Я кивнула, с улыбкой вспоминая недоумение Серхаса по поводу моих намеков на наличие в имени алкогольной составляющей.
− Факел, − вкрадчиво произнес Луцифарио с таким видом, словно сообщил мне какую-то Очень Страшную Тайну, и, наверняка ожидая соответствующей реакции. Должного благоговейного трепетания перед открывшимся мне знанием я не проявила, ибо мое старое (оно же настоящее) имя в родном мире переводилось с древнегреческого точно так же. Так и не дождавшись изумленных охов-ахов, демон продолжил: − Я уверен, что твое имя, Алкэ, неразрывно связано с твоей сущностью. И я верю, госпожа, что ты будешь для моего хозяина тем факелом, который наполнит светом его жизнь, покажет верный путь. Да что там! Ты уже стала этим факелом. И я очень не хочу, чтобы твой огонь угас, потому и говорю тебе это все…
Я опять покраснела.
Приготовление романтического ужина плавно перетекло на завершающую и наиболее ароматную стадию, когда все продукты достигли полной или почти полной готовности к выкладке на тарелки и сервировке.
− Ну вот и замечательно! − Растянул губы в удовлетворенной улыбке Луцифарио. − А теперь, Алкэ, отыщи-ка хозяина и позови его на ужин.

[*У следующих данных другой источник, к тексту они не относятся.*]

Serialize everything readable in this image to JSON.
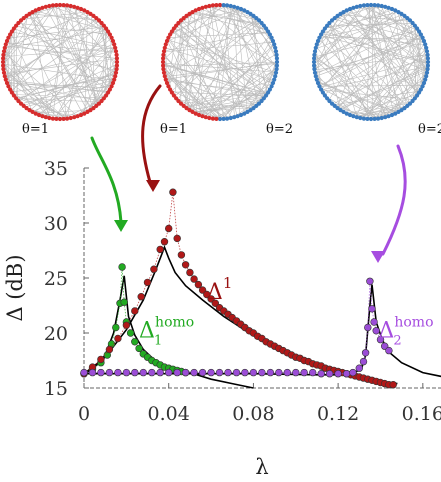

Когда придете в обеденную залу, все будет уже готово.
Предвкушением момента, когда разнообразные ингредиенты сольются, наконец, в шедевр кулинарного творчества демона, я занималась уже давно, по счастью, частенько перемежая его с вкушением оных, выдаваемым за невинную «пробу на готовность». Сие коварство весьма поспособствовало утолению голода, а потому необходимость покинуть кухню я перенесла по-геройски хладнокровно.

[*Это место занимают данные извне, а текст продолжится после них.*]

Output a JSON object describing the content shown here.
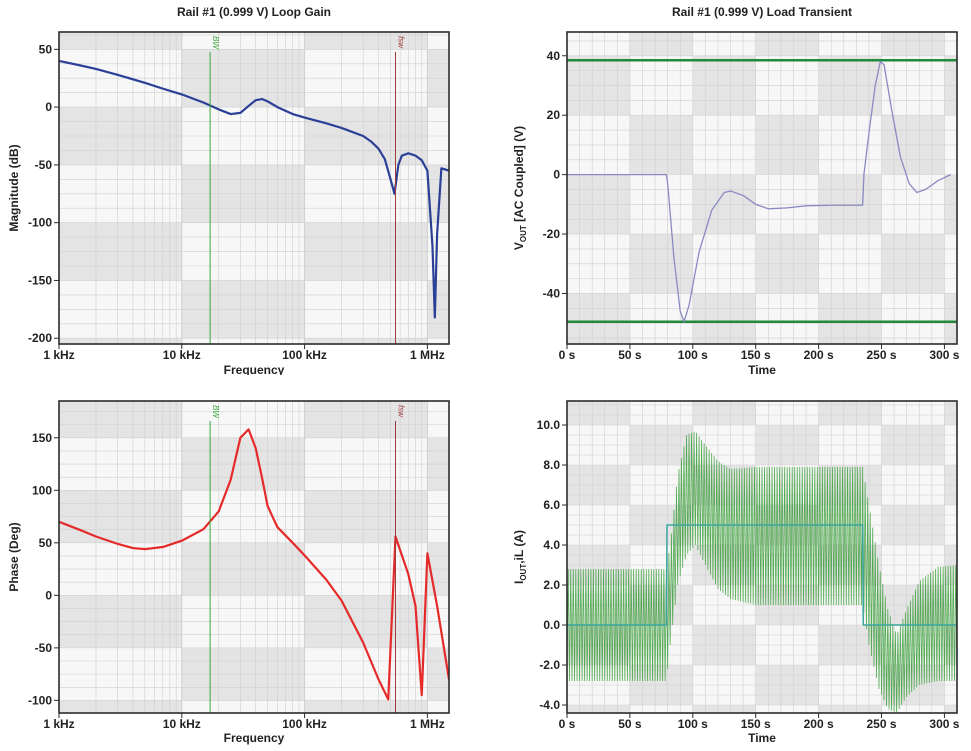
{
  "colors": {
    "frame": "#2b2b2b",
    "band": "#e4e4e4",
    "plot_bg": "#f7f7f7",
    "grid": "#cfcfcf",
    "magnitude": "#2b3f96",
    "phase": "#e52a2a",
    "bw_marker": "#3aa63a",
    "fsw_marker": "#a03a3a",
    "vout": "#8a8ac2",
    "limit": "#1f8a3a",
    "iout": "#3aa6a0",
    "il": "#3a9e3a"
  },
  "chart_data": [
    {
      "id": "magnitude",
      "type": "line",
      "title": "Rail #1 (0.999 V) Loop Gain",
      "xlabel": "Frequency",
      "ylabel": "Magnitude (dB)",
      "xscale": "log",
      "xlim": [
        1000,
        1500000
      ],
      "ylim": [
        -205,
        65
      ],
      "xticks": [
        {
          "v": 1000,
          "label": "1 kHz"
        },
        {
          "v": 10000,
          "label": "10 kHz"
        },
        {
          "v": 100000,
          "label": "100 kHz"
        },
        {
          "v": 1000000,
          "label": "1 MHz"
        }
      ],
      "yticks": [
        {
          "v": 50,
          "label": "50"
        },
        {
          "v": 0,
          "label": "0"
        },
        {
          "v": -50,
          "label": "-50"
        },
        {
          "v": -100,
          "label": "-100"
        },
        {
          "v": -150,
          "label": "-150"
        },
        {
          "v": -200,
          "label": "-200"
        }
      ],
      "grid": true,
      "markers": [
        {
          "x": 17000,
          "label": "BW",
          "color": "#3aa63a"
        },
        {
          "x": 550000,
          "label": "fsw",
          "color": "#a03a3a"
        }
      ],
      "series": [
        {
          "color": "#2b3f96",
          "points": [
            [
              1000,
              40
            ],
            [
              1500,
              36
            ],
            [
              2000,
              33
            ],
            [
              3000,
              28
            ],
            [
              5000,
              21
            ],
            [
              7000,
              16
            ],
            [
              10000,
              11
            ],
            [
              15000,
              4
            ],
            [
              20000,
              -2
            ],
            [
              25000,
              -6
            ],
            [
              30000,
              -5
            ],
            [
              35000,
              1
            ],
            [
              40000,
              6
            ],
            [
              45000,
              7
            ],
            [
              50000,
              5
            ],
            [
              60000,
              0
            ],
            [
              80000,
              -6
            ],
            [
              100000,
              -9
            ],
            [
              150000,
              -14
            ],
            [
              200000,
              -18
            ],
            [
              300000,
              -25
            ],
            [
              350000,
              -30
            ],
            [
              400000,
              -36
            ],
            [
              450000,
              -45
            ],
            [
              500000,
              -62
            ],
            [
              540000,
              -75
            ],
            [
              580000,
              -50
            ],
            [
              620000,
              -42
            ],
            [
              700000,
              -40
            ],
            [
              800000,
              -42
            ],
            [
              900000,
              -46
            ],
            [
              1000000,
              -55
            ],
            [
              1100000,
              -120
            ],
            [
              1150000,
              -182
            ],
            [
              1200000,
              -110
            ],
            [
              1300000,
              -53
            ],
            [
              1500000,
              -55
            ]
          ]
        }
      ]
    },
    {
      "id": "transient_vout",
      "type": "line",
      "title": "Rail #1 (0.999 V) Load Transient",
      "xlabel": "Time",
      "ylabel": "V",
      "ylabel_sub": "OUT",
      "ylabel_rest": " [AC Coupled] (V)",
      "xlim": [
        0,
        310
      ],
      "ylim": [
        -57,
        48
      ],
      "xticks": [
        {
          "v": 0,
          "label": "0 s"
        },
        {
          "v": 50,
          "label": "50 s"
        },
        {
          "v": 100,
          "label": "100 s"
        },
        {
          "v": 150,
          "label": "150 s"
        },
        {
          "v": 200,
          "label": "200 s"
        },
        {
          "v": 250,
          "label": "250 s"
        },
        {
          "v": 300,
          "label": "300 s"
        }
      ],
      "yticks": [
        {
          "v": 40,
          "label": "40"
        },
        {
          "v": 20,
          "label": "20"
        },
        {
          "v": 0,
          "label": "0"
        },
        {
          "v": -20,
          "label": "-20"
        },
        {
          "v": -40,
          "label": "-40"
        }
      ],
      "grid": true,
      "hlines": [
        {
          "y": 38.5,
          "color": "#1f8a3a"
        },
        {
          "y": -49.5,
          "color": "#1f8a3a"
        }
      ],
      "series": [
        {
          "color": "#8a8ac2",
          "points": [
            [
              0,
              0
            ],
            [
              79,
              0
            ],
            [
              80,
              -3
            ],
            [
              85,
              -28
            ],
            [
              90,
              -46
            ],
            [
              93,
              -49.5
            ],
            [
              97,
              -44
            ],
            [
              105,
              -26
            ],
            [
              115,
              -12
            ],
            [
              125,
              -6
            ],
            [
              130,
              -5.5
            ],
            [
              140,
              -7
            ],
            [
              150,
              -10
            ],
            [
              160,
              -11.5
            ],
            [
              175,
              -11.2
            ],
            [
              190,
              -10.5
            ],
            [
              210,
              -10.3
            ],
            [
              235,
              -10.3
            ],
            [
              236,
              0
            ],
            [
              240,
              14
            ],
            [
              245,
              30
            ],
            [
              249,
              38
            ],
            [
              252,
              37
            ],
            [
              258,
              22
            ],
            [
              265,
              6
            ],
            [
              272,
              -3
            ],
            [
              278,
              -6
            ],
            [
              285,
              -5
            ],
            [
              295,
              -2
            ],
            [
              305,
              0
            ]
          ]
        }
      ]
    },
    {
      "id": "phase",
      "type": "line",
      "xlabel": "Frequency",
      "ylabel": "Phase (Deg)",
      "xscale": "log",
      "xlim": [
        1000,
        1500000
      ],
      "ylim": [
        -112,
        185
      ],
      "xticks": [
        {
          "v": 1000,
          "label": "1 kHz"
        },
        {
          "v": 10000,
          "label": "10 kHz"
        },
        {
          "v": 100000,
          "label": "100 kHz"
        },
        {
          "v": 1000000,
          "label": "1 MHz"
        }
      ],
      "yticks": [
        {
          "v": 150,
          "label": "150"
        },
        {
          "v": 100,
          "label": "100"
        },
        {
          "v": 50,
          "label": "50"
        },
        {
          "v": 0,
          "label": "0"
        },
        {
          "v": -50,
          "label": "-50"
        },
        {
          "v": -100,
          "label": "-100"
        }
      ],
      "grid": true,
      "markers": [
        {
          "x": 17000,
          "label": "BW",
          "color": "#3aa63a"
        },
        {
          "x": 550000,
          "label": "fsw",
          "color": "#a03a3a"
        }
      ],
      "series": [
        {
          "color": "#e52a2a",
          "points": [
            [
              1000,
              70
            ],
            [
              1500,
              62
            ],
            [
              2000,
              56
            ],
            [
              3000,
              49
            ],
            [
              4000,
              45
            ],
            [
              5000,
              44
            ],
            [
              7000,
              46
            ],
            [
              10000,
              52
            ],
            [
              15000,
              63
            ],
            [
              20000,
              80
            ],
            [
              25000,
              110
            ],
            [
              30000,
              150
            ],
            [
              35000,
              158
            ],
            [
              40000,
              140
            ],
            [
              45000,
              112
            ],
            [
              50000,
              85
            ],
            [
              60000,
              65
            ],
            [
              80000,
              50
            ],
            [
              100000,
              38
            ],
            [
              150000,
              15
            ],
            [
              200000,
              -5
            ],
            [
              300000,
              -45
            ],
            [
              400000,
              -80
            ],
            [
              480000,
              -99
            ],
            [
              550000,
              56
            ],
            [
              700000,
              20
            ],
            [
              800000,
              -10
            ],
            [
              900000,
              -95
            ],
            [
              1000000,
              40
            ],
            [
              1200000,
              -10
            ],
            [
              1500000,
              -80
            ]
          ]
        }
      ]
    },
    {
      "id": "transient_iout",
      "type": "line",
      "xlabel": "Time",
      "ylabel": "I",
      "ylabel_sub": "OUT",
      "ylabel_rest": ",iL (A)",
      "xlim": [
        0,
        310
      ],
      "ylim": [
        -4.4,
        11.2
      ],
      "xticks": [
        {
          "v": 0,
          "label": "0 s"
        },
        {
          "v": 50,
          "label": "50 s"
        },
        {
          "v": 100,
          "label": "100 s"
        },
        {
          "v": 150,
          "label": "150 s"
        },
        {
          "v": 200,
          "label": "200 s"
        },
        {
          "v": 250,
          "label": "250 s"
        },
        {
          "v": 300,
          "label": "300 s"
        }
      ],
      "yticks": [
        {
          "v": 10,
          "label": "10.0"
        },
        {
          "v": 8,
          "label": "8.0"
        },
        {
          "v": 6,
          "label": "6.0"
        },
        {
          "v": 4,
          "label": "4.0"
        },
        {
          "v": 2,
          "label": "2.0"
        },
        {
          "v": 0,
          "label": "0.0"
        },
        {
          "v": -2,
          "label": "-2.0"
        },
        {
          "v": -4,
          "label": "-4.0"
        }
      ],
      "grid": true,
      "series": [
        {
          "color": "#3aa6a0",
          "points": [
            [
              0,
              0
            ],
            [
              79,
              0
            ],
            [
              79.5,
              5
            ],
            [
              235,
              5
            ],
            [
              235.5,
              0
            ],
            [
              310,
              0
            ]
          ]
        }
      ],
      "ripple": {
        "color": "#3a9e3a",
        "period": 2,
        "envelope": [
          [
            0,
            2.8,
            -2.8
          ],
          [
            79,
            2.8,
            -2.8
          ],
          [
            82,
            4.0,
            -1.0
          ],
          [
            88,
            7.5,
            2.0
          ],
          [
            95,
            9.5,
            3.5
          ],
          [
            102,
            9.7,
            4.0
          ],
          [
            110,
            9.0,
            3.0
          ],
          [
            120,
            8.2,
            1.8
          ],
          [
            130,
            7.8,
            1.3
          ],
          [
            150,
            7.9,
            1.0
          ],
          [
            235,
            7.9,
            1.0
          ],
          [
            240,
            6.0,
            -1.0
          ],
          [
            248,
            3.0,
            -3.2
          ],
          [
            255,
            0.8,
            -4.2
          ],
          [
            262,
            -0.5,
            -4.4
          ],
          [
            270,
            0.8,
            -3.6
          ],
          [
            280,
            2.2,
            -3.0
          ],
          [
            295,
            2.9,
            -2.8
          ],
          [
            310,
            3.0,
            -2.8
          ]
        ]
      }
    }
  ]
}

Памятуя о характерной архитектурной особенности Черного замка, я нарочно прошла пару коридоров и поворотов, дабы хоть как-то обозначить для себя процесс поиска, облюбовала одну дверь и смело толкнула ее, нисколько не сомневаясь, что увижу за ней колдуна, всецело поглощенного изучением архимаговых бумаг.
О, как же я ошибалась!
За дверью моему взору предстал не один, а сразу четверо Эдвинов, самоотверженно лупивших друг друга здоровенными и, кажется, остро отточенными мечами, выделывая при этом впечатляющие акробатические трюки. Стоит ли говорить, что в весьма просторной комнате, все убранство которой составляли пол, потолок, стены да непонятно откуда берущийся рассеянный свет, заполнявший все помещение, на присутствие каких бы то ни было бумаг не было даже намека.

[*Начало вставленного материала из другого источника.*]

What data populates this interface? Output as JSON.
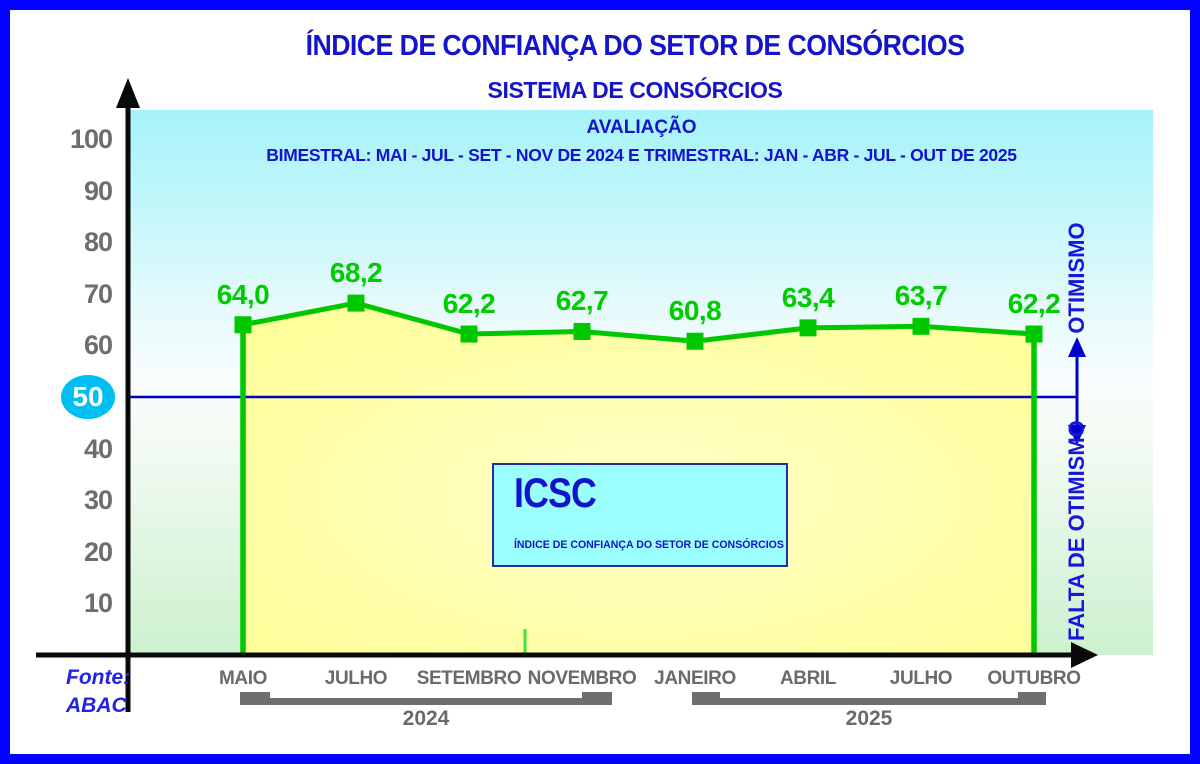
{
  "header": {
    "title": "ÍNDICE DE CONFIANÇA DO SETOR DE CONSÓRCIOS",
    "subtitle": "SISTEMA DE CONSÓRCIOS",
    "evaluation_title": "AVALIAÇÃO",
    "evaluation_detail": "BIMESTRAL: MAI - JUL - SET - NOV DE 2024 E TRIMESTRAL: JAN - ABR - JUL - OUT DE 2025"
  },
  "chart_data": {
    "type": "line",
    "title": "ÍNDICE DE CONFIANÇA DO SETOR DE CONSÓRCIOS",
    "categories": [
      "MAIO",
      "JULHO",
      "SETEMBRO",
      "NOVEMBRO",
      "JANEIRO",
      "ABRIL",
      "JULHO",
      "OUTUBRO"
    ],
    "series": [
      {
        "name": "ICSC",
        "values": [
          64.0,
          68.2,
          62.2,
          62.7,
          60.8,
          63.4,
          63.7,
          62.2
        ],
        "labels": [
          "64,0",
          "68,2",
          "62,2",
          "62,7",
          "60,8",
          "63,4",
          "63,7",
          "62,2"
        ],
        "color": "#00C800"
      }
    ],
    "xlabel": "",
    "ylabel": "",
    "ylim": [
      0,
      105
    ],
    "yticks": [
      100,
      90,
      80,
      70,
      60,
      50,
      40,
      30,
      20,
      10
    ],
    "grid": false,
    "legend_position": "none",
    "reference_line": {
      "value": 50,
      "label": "50",
      "color": "#0000BB",
      "badge_color": "#00BEF2"
    },
    "annotations": {
      "above_reference": "OTIMISMO",
      "below_reference": "FALTA DE OTIMISMO"
    },
    "year_groups": [
      {
        "label": "2024",
        "from_index": 0,
        "to_index": 3
      },
      {
        "label": "2025",
        "from_index": 4,
        "to_index": 7
      }
    ]
  },
  "legend_box": {
    "acronym": "ICSC",
    "full_name": "ÍNDICE DE CONFIANÇA DO SETOR DE CONSÓRCIOS"
  },
  "source": {
    "label": "Fonte:",
    "name": "ABAC"
  },
  "colors": {
    "frame_border": "#0202FE",
    "series_green": "#00C800",
    "area_fill_yellow": "#FFFF9E",
    "title_blue": "#1414CC",
    "axis_gray": "#6E6E6E",
    "reference_blue": "#0000BB",
    "badge_cyan": "#00BEF2",
    "legend_box_bg": "#9CFFFF"
  }
}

Ахнув от удивления, я замерла на пороге. Вероятно, моим глазам было бы суждено разбежаться, будь чародеев в комнате вполовину поменьше, но так как число имеющихся у меня глаз в разы уступало числу участников событий, пришлось довольствоваться переведением взгляда с одного на другого, с другого на еще одного другого… И так далее.
Мечи свистели, пронзая воздух, сталь звенела, встречаясь со сталью, Эдвины бегали, прыгали, уворачивались, при этом выделывая финты, различить составляющие движения которых мне никак не удавалось то ли в силу феноменальных умений бойцов, то ли в силу моей собственной отсталости в области боевых искусств.